A las 4 de la tarde de todos los días, Mama Rowena; como antes les decía, se sentaba allí en la mecedora. El sol, ya no tan encandecido de la tarde, se empezaba a posar sobre las montañas, dándole a las flores del campo un poco de sol antes de caer la noche. Mi madre, la señora Rowena Flowers. Estaba siempre puntal en la puesta de sol. Con un libro en manos y un alivio en el corazón. Jamás; hasta ahora, me había dado cuenta de que a mi madre, aquella vista le reconfortaba y le daba las razones por las cuales vivir. Siempre pensé en las razones que tenía para vivir, pero jamás había encontrado una tan poderosa (si así pudiera llamarle) a la puesta de sol de Mama Rowena. Esa vista, por más careciente de valor para algunos, aquella vista le daba tanta vida a mi madre que me era inimaginable.

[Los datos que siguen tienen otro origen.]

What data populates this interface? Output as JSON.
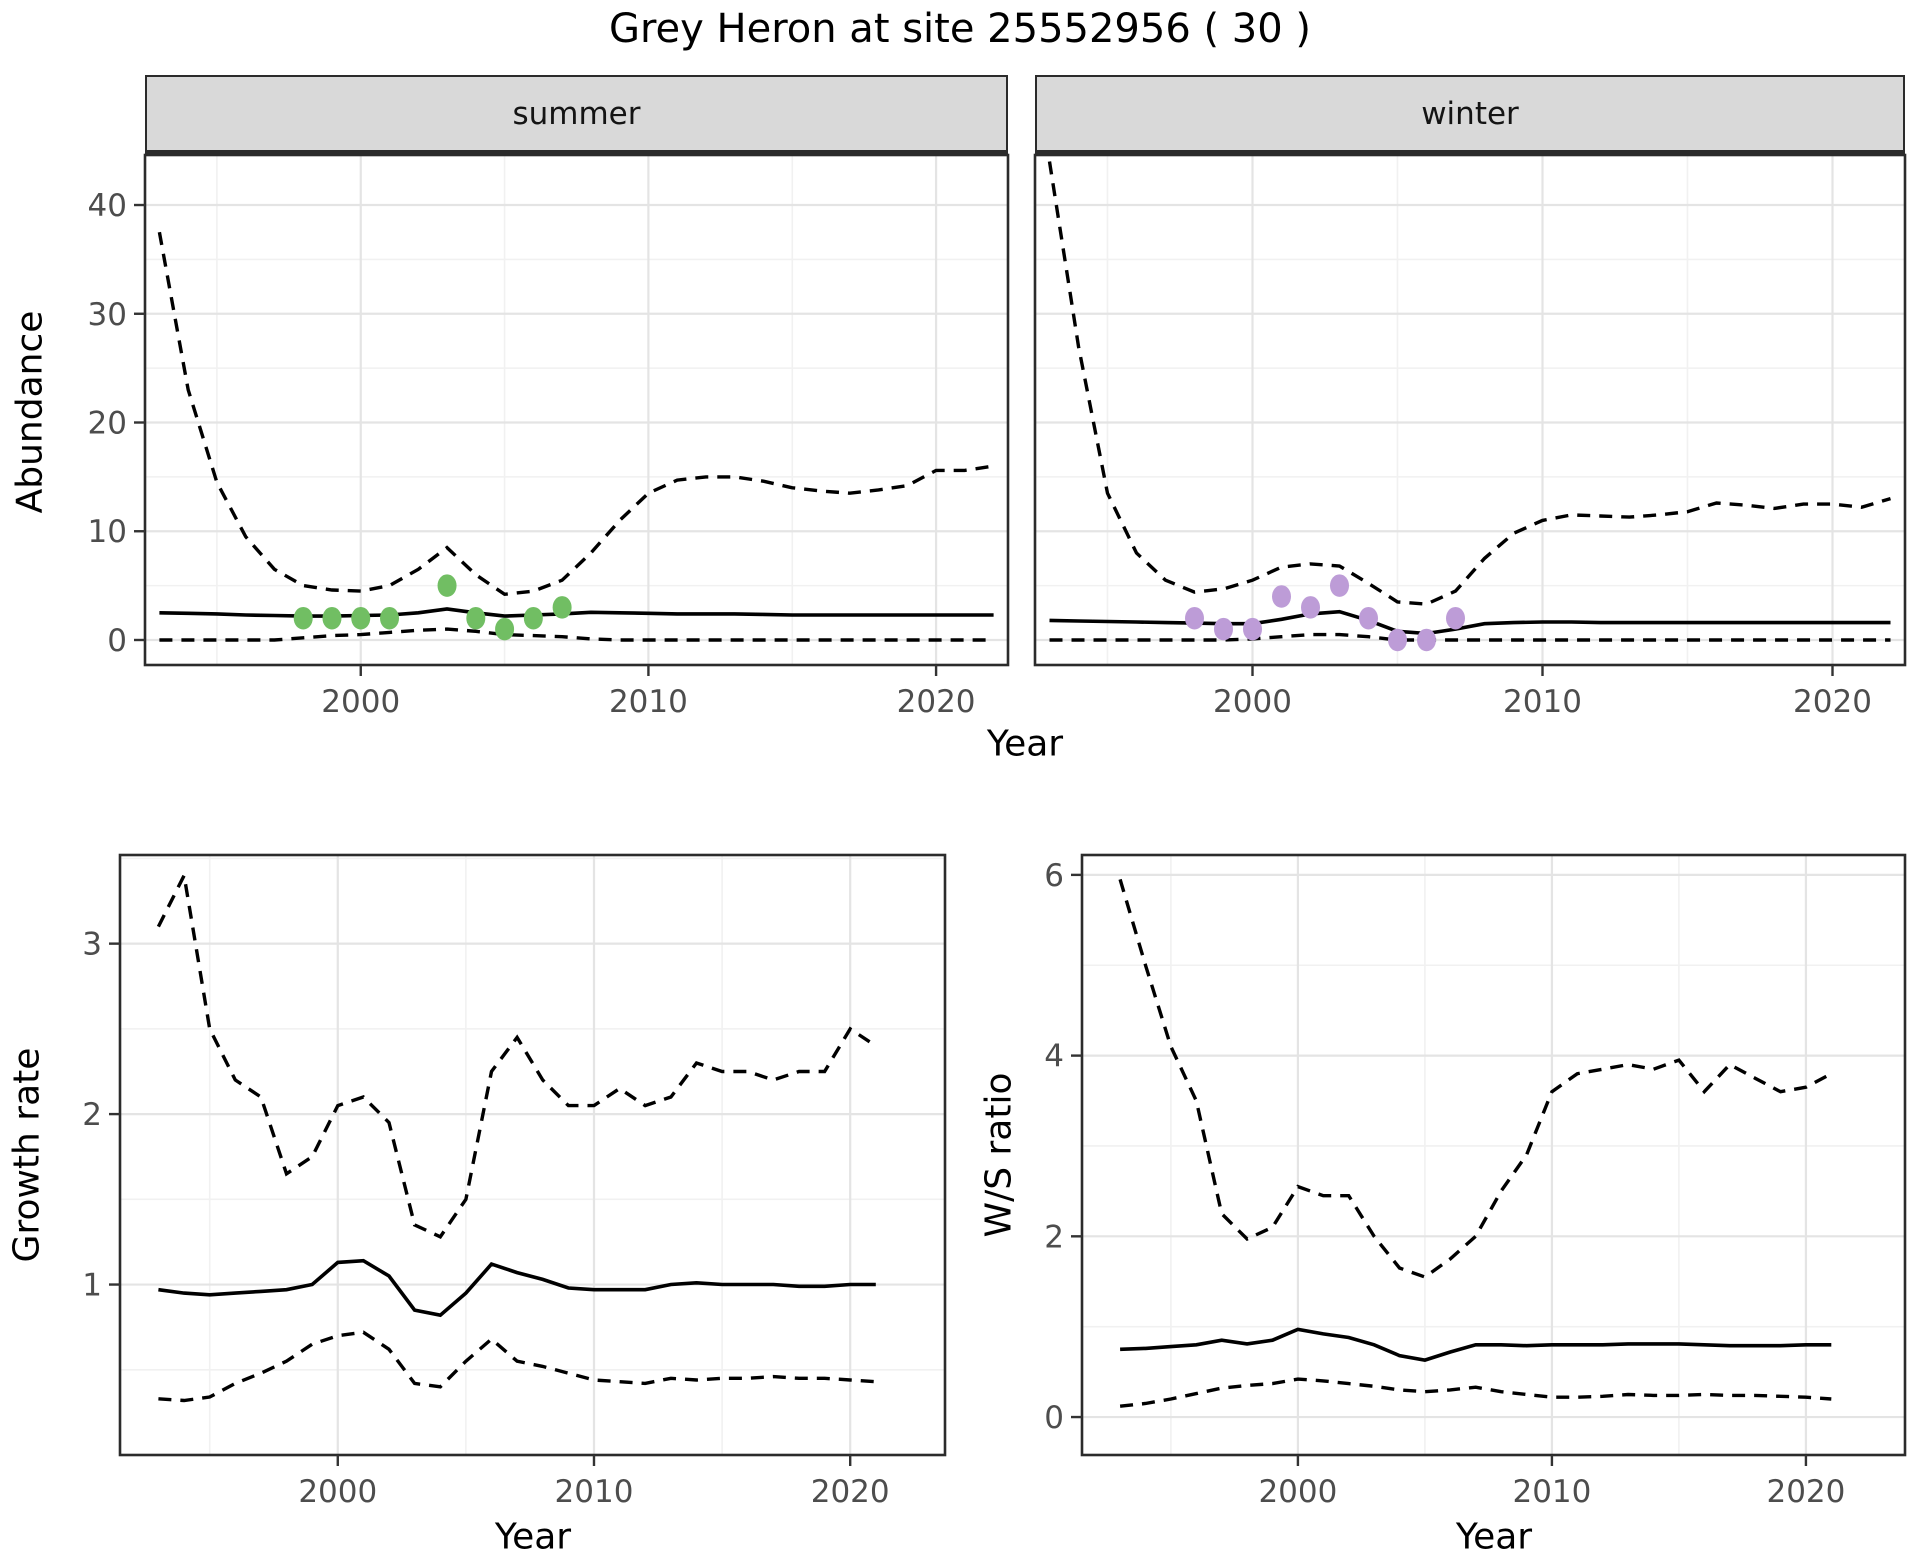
{
  "title": "Grey Heron at site 25552956 ( 30 )",
  "facets": [
    "summer",
    "winter"
  ],
  "axis_titles": {
    "abundance": "Abundance",
    "year": "Year",
    "growth": "Growth rate",
    "ws": "W/S ratio"
  },
  "style": {
    "summer_point_color": "#71BE63",
    "winter_point_color": "#BD9CD7",
    "line_color": "#000000",
    "strip_bg": "#D9D9D9",
    "panel_border": "#2B2B2B",
    "grid_major": "#E4E4E4",
    "grid_minor": "#F1F1F1",
    "tick_text": "#4D4D4D",
    "tick_mark": "#333333"
  },
  "chart_data": [
    {
      "id": "abundance-summer",
      "type": "line",
      "facet": "summer",
      "ylabel": "Abundance",
      "xlabel": "Year",
      "legend": "none",
      "grid": true,
      "xlim": [
        1992.5,
        2022.5
      ],
      "ylim": [
        -2.3,
        44.6
      ],
      "x_ticks": [
        2000,
        2010,
        2020
      ],
      "x_minor": [
        1995,
        2005,
        2015
      ],
      "y_ticks": [
        0,
        10,
        20,
        30,
        40
      ],
      "y_minor": [
        5,
        15,
        25,
        35
      ],
      "show_y_labels": true,
      "x": [
        1993,
        1994,
        1995,
        1996,
        1997,
        1998,
        1999,
        2000,
        2001,
        2002,
        2003,
        2004,
        2005,
        2006,
        2007,
        2008,
        2009,
        2010,
        2011,
        2012,
        2013,
        2014,
        2015,
        2016,
        2017,
        2018,
        2019,
        2020,
        2021,
        2022
      ],
      "series": [
        {
          "name": "upper_95_ci",
          "style": "dashed",
          "values": [
            37.5,
            23,
            14.5,
            9.5,
            6.5,
            5,
            4.6,
            4.5,
            5,
            6.5,
            8.5,
            6,
            4.2,
            4.5,
            5.5,
            8,
            11,
            13.5,
            14.7,
            15,
            15,
            14.6,
            14,
            13.7,
            13.5,
            13.8,
            14.2,
            15.6,
            15.6,
            16
          ]
        },
        {
          "name": "median",
          "style": "solid",
          "values": [
            2.5,
            2.45,
            2.4,
            2.3,
            2.25,
            2.2,
            2.2,
            2.25,
            2.3,
            2.5,
            2.85,
            2.5,
            2.2,
            2.3,
            2.4,
            2.55,
            2.5,
            2.45,
            2.4,
            2.4,
            2.4,
            2.35,
            2.3,
            2.3,
            2.3,
            2.3,
            2.3,
            2.3,
            2.3,
            2.3
          ]
        },
        {
          "name": "lower_95_ci",
          "style": "dashed",
          "values": [
            0,
            0,
            0,
            0,
            0,
            0.2,
            0.4,
            0.5,
            0.7,
            0.9,
            1.0,
            0.8,
            0.5,
            0.4,
            0.3,
            0.1,
            0,
            0,
            0,
            0,
            0,
            0,
            0,
            0,
            0,
            0,
            0,
            0,
            0,
            0
          ]
        }
      ],
      "observations": {
        "years": [
          1998,
          1999,
          2000,
          2001,
          2003,
          2004,
          2005,
          2006,
          2007
        ],
        "values": [
          2,
          2,
          2,
          2,
          5,
          2,
          1,
          2,
          3
        ],
        "color": "#71BE63"
      }
    },
    {
      "id": "abundance-winter",
      "type": "line",
      "facet": "winter",
      "ylabel": "Abundance",
      "xlabel": "Year",
      "legend": "none",
      "grid": true,
      "xlim": [
        1992.5,
        2022.5
      ],
      "ylim": [
        -2.3,
        44.6
      ],
      "x_ticks": [
        2000,
        2010,
        2020
      ],
      "x_minor": [
        1995,
        2005,
        2015
      ],
      "y_ticks": [
        0,
        10,
        20,
        30,
        40
      ],
      "y_minor": [
        5,
        15,
        25,
        35
      ],
      "show_y_labels": false,
      "x": [
        1993,
        1994,
        1995,
        1996,
        1997,
        1998,
        1999,
        2000,
        2001,
        2002,
        2003,
        2004,
        2005,
        2006,
        2007,
        2008,
        2009,
        2010,
        2011,
        2012,
        2013,
        2014,
        2015,
        2016,
        2017,
        2018,
        2019,
        2020,
        2021,
        2022
      ],
      "series": [
        {
          "name": "upper_95_ci",
          "style": "dashed",
          "values": [
            44,
            27,
            13.5,
            8,
            5.5,
            4.4,
            4.7,
            5.5,
            6.7,
            7.0,
            6.8,
            5.2,
            3.5,
            3.3,
            4.5,
            7.5,
            9.8,
            11,
            11.5,
            11.4,
            11.3,
            11.5,
            11.8,
            12.6,
            12.4,
            12.1,
            12.5,
            12.5,
            12.2,
            13
          ]
        },
        {
          "name": "median",
          "style": "solid",
          "values": [
            1.8,
            1.75,
            1.7,
            1.65,
            1.6,
            1.55,
            1.5,
            1.5,
            1.9,
            2.4,
            2.6,
            1.8,
            0.8,
            0.6,
            1.0,
            1.5,
            1.6,
            1.65,
            1.65,
            1.6,
            1.6,
            1.6,
            1.6,
            1.6,
            1.6,
            1.6,
            1.6,
            1.6,
            1.6,
            1.6
          ]
        },
        {
          "name": "lower_95_ci",
          "style": "dashed",
          "values": [
            0,
            0,
            0,
            0,
            0,
            0,
            0,
            0.1,
            0.3,
            0.5,
            0.5,
            0.3,
            0,
            0,
            0,
            0,
            0,
            0,
            0,
            0,
            0,
            0,
            0,
            0,
            0,
            0,
            0,
            0,
            0,
            0
          ]
        }
      ],
      "observations": {
        "years": [
          1998,
          1999,
          2000,
          2001,
          2002,
          2003,
          2004,
          2005,
          2006,
          2007
        ],
        "values": [
          2,
          1,
          1,
          4,
          3,
          5,
          2,
          0,
          0,
          2
        ],
        "color": "#BD9CD7"
      }
    },
    {
      "id": "growth-rate",
      "type": "line",
      "ylabel": "Growth rate",
      "xlabel": "Year",
      "legend": "none",
      "grid": true,
      "xlim": [
        1991.5,
        2023.7
      ],
      "ylim": [
        0.0,
        3.52
      ],
      "x_ticks": [
        2000,
        2010,
        2020
      ],
      "x_minor": [
        1995,
        2005,
        2015
      ],
      "y_ticks": [
        1,
        2,
        3
      ],
      "y_minor": [
        0.5,
        1.5,
        2.5,
        3.5
      ],
      "show_y_labels": true,
      "x": [
        1993,
        1994,
        1995,
        1996,
        1997,
        1998,
        1999,
        2000,
        2001,
        2002,
        2003,
        2004,
        2005,
        2006,
        2007,
        2008,
        2009,
        2010,
        2011,
        2012,
        2013,
        2014,
        2015,
        2016,
        2017,
        2018,
        2019,
        2020,
        2021
      ],
      "series": [
        {
          "name": "upper_95_ci",
          "style": "dashed",
          "values": [
            3.1,
            3.4,
            2.5,
            2.2,
            2.1,
            1.65,
            1.75,
            2.05,
            2.1,
            1.95,
            1.35,
            1.28,
            1.5,
            2.25,
            2.45,
            2.2,
            2.05,
            2.05,
            2.15,
            2.05,
            2.1,
            2.3,
            2.25,
            2.25,
            2.2,
            2.25,
            2.25,
            2.5,
            2.4
          ]
        },
        {
          "name": "median",
          "style": "solid",
          "values": [
            0.97,
            0.95,
            0.94,
            0.95,
            0.96,
            0.97,
            1.0,
            1.13,
            1.14,
            1.05,
            0.85,
            0.82,
            0.95,
            1.12,
            1.07,
            1.03,
            0.98,
            0.97,
            0.97,
            0.97,
            1.0,
            1.01,
            1.0,
            1.0,
            1.0,
            0.99,
            0.99,
            1.0,
            1.0
          ]
        },
        {
          "name": "lower_95_ci",
          "style": "dashed",
          "values": [
            0.33,
            0.32,
            0.34,
            0.42,
            0.48,
            0.55,
            0.65,
            0.7,
            0.72,
            0.62,
            0.42,
            0.4,
            0.55,
            0.68,
            0.55,
            0.52,
            0.48,
            0.44,
            0.43,
            0.42,
            0.45,
            0.44,
            0.45,
            0.45,
            0.46,
            0.45,
            0.45,
            0.44,
            0.43
          ]
        }
      ]
    },
    {
      "id": "ws-ratio",
      "type": "line",
      "ylabel": "W/S ratio",
      "xlabel": "Year",
      "legend": "none",
      "grid": true,
      "xlim": [
        1991.5,
        2023.9
      ],
      "ylim": [
        -0.42,
        6.22
      ],
      "x_ticks": [
        2000,
        2010,
        2020
      ],
      "x_minor": [
        1995,
        2005,
        2015
      ],
      "y_ticks": [
        0,
        2,
        4,
        6
      ],
      "y_minor": [
        1,
        3,
        5
      ],
      "show_y_labels": true,
      "x": [
        1993,
        1994,
        1995,
        1996,
        1997,
        1998,
        1999,
        2000,
        2001,
        2002,
        2003,
        2004,
        2005,
        2006,
        2007,
        2008,
        2009,
        2010,
        2011,
        2012,
        2013,
        2014,
        2015,
        2016,
        2017,
        2018,
        2019,
        2020,
        2021
      ],
      "series": [
        {
          "name": "upper_95_ci",
          "style": "dashed",
          "values": [
            5.95,
            5.0,
            4.1,
            3.5,
            2.25,
            1.97,
            2.1,
            2.55,
            2.45,
            2.45,
            2.0,
            1.65,
            1.55,
            1.75,
            2.0,
            2.5,
            2.9,
            3.6,
            3.8,
            3.85,
            3.9,
            3.85,
            3.95,
            3.6,
            3.9,
            3.75,
            3.6,
            3.65,
            3.8
          ]
        },
        {
          "name": "median",
          "style": "solid",
          "values": [
            0.75,
            0.76,
            0.78,
            0.8,
            0.85,
            0.81,
            0.85,
            0.97,
            0.92,
            0.88,
            0.8,
            0.68,
            0.63,
            0.72,
            0.8,
            0.8,
            0.79,
            0.8,
            0.8,
            0.8,
            0.81,
            0.81,
            0.81,
            0.8,
            0.79,
            0.79,
            0.79,
            0.8,
            0.8
          ]
        },
        {
          "name": "lower_95_ci",
          "style": "dashed",
          "values": [
            0.12,
            0.15,
            0.2,
            0.26,
            0.32,
            0.35,
            0.37,
            0.42,
            0.4,
            0.37,
            0.34,
            0.3,
            0.28,
            0.3,
            0.33,
            0.28,
            0.25,
            0.22,
            0.22,
            0.23,
            0.25,
            0.24,
            0.24,
            0.25,
            0.24,
            0.24,
            0.23,
            0.22,
            0.2
          ]
        }
      ]
    }
  ]
}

Ya a las 4:15, él te estaba servido, la casa estaba inundada en olor a jazmines, mi padre ya se hallaba volviendo de la campiña, mi hermano Carter y yo estábamos a los pies de la mecedora de madera y mi madre ya se disponía a entablar la historia que nos relataría aquel día.

El azul del cielo. Ese azul medio oscuro y medio claro, acompañado del sol y de las flores de verano. La brisa fresca y el incesante sonido del riachuelo que se hallaba cerca de mi posición actual. A mitad del bosque. Mi fachada ya no era del todo pulcra. Mi vestido blanco con verde ya estaba mugriento y mis botas marrones tenían un huequecillo en la suela. Seguramente, mi padre me matara por esto, y mi madre seguro me sacaría la ropa y la enviaría al lavandero.

No sabía porque me sentía como una niña no común, ¿me estaré volviendo loca?

Cada dama de esta sociedad debe de ser pulcra, ordenada y educada. Todo lo contrario a mí, por supuesto. Desprolija, desordenada y mal educada. Tanto así que ya hasta le había roto con un piedrecilla del patio la ventana de la casa de la señora Payche.